Dear Jansy,
 
Oh dear. I fear that the nuances of conversation do not travel easily across the ether, nor do attempts at wit, however feeble. I am not being hostile --- to anyone. To start at your end, imho means in my humble opinion. I should perhaps write imhhhho. [What does "Imho" mean?]
 
Yes, you are insistent, but I greatly enjoy your opinions and contributions.[Yes, CHW, aint I insistent?]
 
Wherever else they come from, Shade and Kinbote indubitably sprout from the airy imagination of VN. [Are you, CHW,implying that VN's characters are all mirror images of VN, with no other clear voice?]. No, I'm not saying that S and K are mirror images of VN, but they are both his creatures and his products. As you rightly observe.
 

And, as imagination bodies forth
The forms of things unknown, the poet's pen
Turns them to shapes, and gives to airy nothing
A local habitation and a name.

 
MND: thus Shake says. He was anticipating Kinbote, if not Conmal.

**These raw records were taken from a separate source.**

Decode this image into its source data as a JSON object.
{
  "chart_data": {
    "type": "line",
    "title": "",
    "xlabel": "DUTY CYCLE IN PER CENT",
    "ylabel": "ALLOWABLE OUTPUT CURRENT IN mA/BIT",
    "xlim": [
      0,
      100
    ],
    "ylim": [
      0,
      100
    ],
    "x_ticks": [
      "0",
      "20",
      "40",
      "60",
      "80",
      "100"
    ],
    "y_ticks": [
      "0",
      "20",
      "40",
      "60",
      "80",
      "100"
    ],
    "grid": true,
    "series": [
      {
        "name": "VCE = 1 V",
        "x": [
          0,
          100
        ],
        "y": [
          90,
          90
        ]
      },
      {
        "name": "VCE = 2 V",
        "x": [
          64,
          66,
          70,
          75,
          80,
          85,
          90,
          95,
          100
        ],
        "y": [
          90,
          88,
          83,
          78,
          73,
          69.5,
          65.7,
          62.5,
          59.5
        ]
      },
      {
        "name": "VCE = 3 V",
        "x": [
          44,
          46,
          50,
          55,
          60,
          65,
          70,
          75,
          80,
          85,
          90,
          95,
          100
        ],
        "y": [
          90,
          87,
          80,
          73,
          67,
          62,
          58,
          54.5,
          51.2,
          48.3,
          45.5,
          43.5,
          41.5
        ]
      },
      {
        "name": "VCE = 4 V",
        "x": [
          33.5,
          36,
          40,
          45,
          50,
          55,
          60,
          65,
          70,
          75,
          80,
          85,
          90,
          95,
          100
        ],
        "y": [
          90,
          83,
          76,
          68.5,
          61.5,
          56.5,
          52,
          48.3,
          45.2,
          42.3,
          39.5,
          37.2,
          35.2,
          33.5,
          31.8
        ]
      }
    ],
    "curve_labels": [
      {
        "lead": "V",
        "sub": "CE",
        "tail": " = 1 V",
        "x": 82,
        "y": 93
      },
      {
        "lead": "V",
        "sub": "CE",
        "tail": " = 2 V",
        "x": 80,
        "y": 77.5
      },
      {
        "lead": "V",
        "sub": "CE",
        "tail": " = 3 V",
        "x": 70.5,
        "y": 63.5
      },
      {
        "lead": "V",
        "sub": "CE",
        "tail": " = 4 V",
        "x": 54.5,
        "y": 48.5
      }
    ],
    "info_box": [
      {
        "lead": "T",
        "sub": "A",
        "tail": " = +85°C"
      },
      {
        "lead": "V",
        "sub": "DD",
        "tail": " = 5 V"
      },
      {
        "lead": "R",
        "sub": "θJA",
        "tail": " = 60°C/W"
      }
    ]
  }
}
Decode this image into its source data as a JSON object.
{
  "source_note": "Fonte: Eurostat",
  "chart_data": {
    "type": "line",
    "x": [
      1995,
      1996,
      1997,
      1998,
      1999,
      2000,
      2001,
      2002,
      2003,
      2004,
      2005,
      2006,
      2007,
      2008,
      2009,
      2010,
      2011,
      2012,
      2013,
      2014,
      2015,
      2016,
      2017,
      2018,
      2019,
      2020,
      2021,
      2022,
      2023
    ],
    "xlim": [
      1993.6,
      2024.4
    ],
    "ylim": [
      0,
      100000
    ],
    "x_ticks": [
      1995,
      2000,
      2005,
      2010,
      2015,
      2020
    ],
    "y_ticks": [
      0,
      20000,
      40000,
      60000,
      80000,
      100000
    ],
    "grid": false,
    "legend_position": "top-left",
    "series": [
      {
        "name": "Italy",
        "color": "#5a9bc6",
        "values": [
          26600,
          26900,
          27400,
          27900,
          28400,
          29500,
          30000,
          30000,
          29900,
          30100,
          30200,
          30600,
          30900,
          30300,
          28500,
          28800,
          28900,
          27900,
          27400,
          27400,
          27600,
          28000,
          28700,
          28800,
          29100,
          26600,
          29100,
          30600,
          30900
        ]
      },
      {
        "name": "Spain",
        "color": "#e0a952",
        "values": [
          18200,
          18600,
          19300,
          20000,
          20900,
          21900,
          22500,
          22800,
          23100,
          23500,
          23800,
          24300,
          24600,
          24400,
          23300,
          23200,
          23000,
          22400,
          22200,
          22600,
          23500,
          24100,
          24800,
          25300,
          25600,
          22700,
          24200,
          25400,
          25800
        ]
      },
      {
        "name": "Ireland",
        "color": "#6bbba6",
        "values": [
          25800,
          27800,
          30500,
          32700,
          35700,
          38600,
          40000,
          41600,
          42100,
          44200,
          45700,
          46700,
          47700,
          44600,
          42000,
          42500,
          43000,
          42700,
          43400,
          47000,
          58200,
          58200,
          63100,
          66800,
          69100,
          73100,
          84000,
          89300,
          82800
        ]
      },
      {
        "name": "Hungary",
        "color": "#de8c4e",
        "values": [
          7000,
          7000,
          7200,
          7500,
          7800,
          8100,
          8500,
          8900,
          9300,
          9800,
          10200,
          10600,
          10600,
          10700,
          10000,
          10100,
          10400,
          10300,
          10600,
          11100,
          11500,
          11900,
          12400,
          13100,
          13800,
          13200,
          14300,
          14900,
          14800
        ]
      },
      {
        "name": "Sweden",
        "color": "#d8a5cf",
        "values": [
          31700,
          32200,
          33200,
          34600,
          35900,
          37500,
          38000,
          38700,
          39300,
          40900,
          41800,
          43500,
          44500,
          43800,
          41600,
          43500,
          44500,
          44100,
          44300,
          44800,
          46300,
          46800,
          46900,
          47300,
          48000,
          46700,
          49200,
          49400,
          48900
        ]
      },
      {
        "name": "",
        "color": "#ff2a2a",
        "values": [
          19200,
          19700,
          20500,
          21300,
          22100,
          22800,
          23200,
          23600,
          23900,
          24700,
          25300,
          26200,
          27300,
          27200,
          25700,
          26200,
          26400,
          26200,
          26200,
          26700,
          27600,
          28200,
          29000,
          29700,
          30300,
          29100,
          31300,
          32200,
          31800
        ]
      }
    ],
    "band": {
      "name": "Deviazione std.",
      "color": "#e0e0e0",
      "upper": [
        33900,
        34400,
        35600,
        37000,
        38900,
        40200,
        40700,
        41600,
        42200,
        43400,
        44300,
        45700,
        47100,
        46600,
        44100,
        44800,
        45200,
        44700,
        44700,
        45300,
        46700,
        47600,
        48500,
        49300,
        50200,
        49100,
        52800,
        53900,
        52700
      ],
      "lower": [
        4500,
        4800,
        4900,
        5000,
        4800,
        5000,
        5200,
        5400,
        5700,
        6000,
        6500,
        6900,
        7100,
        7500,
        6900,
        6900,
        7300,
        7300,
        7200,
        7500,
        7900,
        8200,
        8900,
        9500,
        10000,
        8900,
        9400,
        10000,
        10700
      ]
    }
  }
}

[I gather that the accusation of  plagiarism applies to Carlyle, not to the other authors who used it. I was curious about VN's reading: would he have been familiar with Carlyle?] "Plagiarism" was, OTT if you will, a joke.  Yes, it's a commonplace thought. Why, in English, does womb rhyme with tomb? I really don't know if VN read Carlyle or Bartlett --- probably. He seems to have read everybody.
 
[Schopenhauer was not another Will so... is the name Arthur also used euphemistically?] Schopenhauer wrote The World as Will and Idea, 1818. See W.Wallace, no relation, Schopenhauer, 1890. 
 
Partridge wrote Shakespeare's Bawdy. A sudden thought: does that apostrophe s indicate a genitive or an elision?
 
Another thought: the delightful and affectionate account of the life, career and poetic offerings of Edsel Ford, The Ozarks Poet, here, as posted earlier:
 
 http://www.rogersarkansas.com/museum/donationOfTheMonth/01-05.asp 
 
which I have just been reading more attentively, persuades me Ford was, indeed, very much in VN's mind at the time he was bodying forth Pale Fire. I do wonder if VN knew about Hank Spruce, Ford's close friend.
 
Nothing succeeds like indefatigable industry. There are ants and there are grasshoppers. There are hares and there are tortoises. We all know who wins in the end. Hell, the tortoise even beat Achilles. As a pun, "tortoise" and "taught us" seems to me somewhat to equate with "Ada or Ardo(u)r".
 
But I must suppress all these burrs. Apologies to all those who feel annoyed.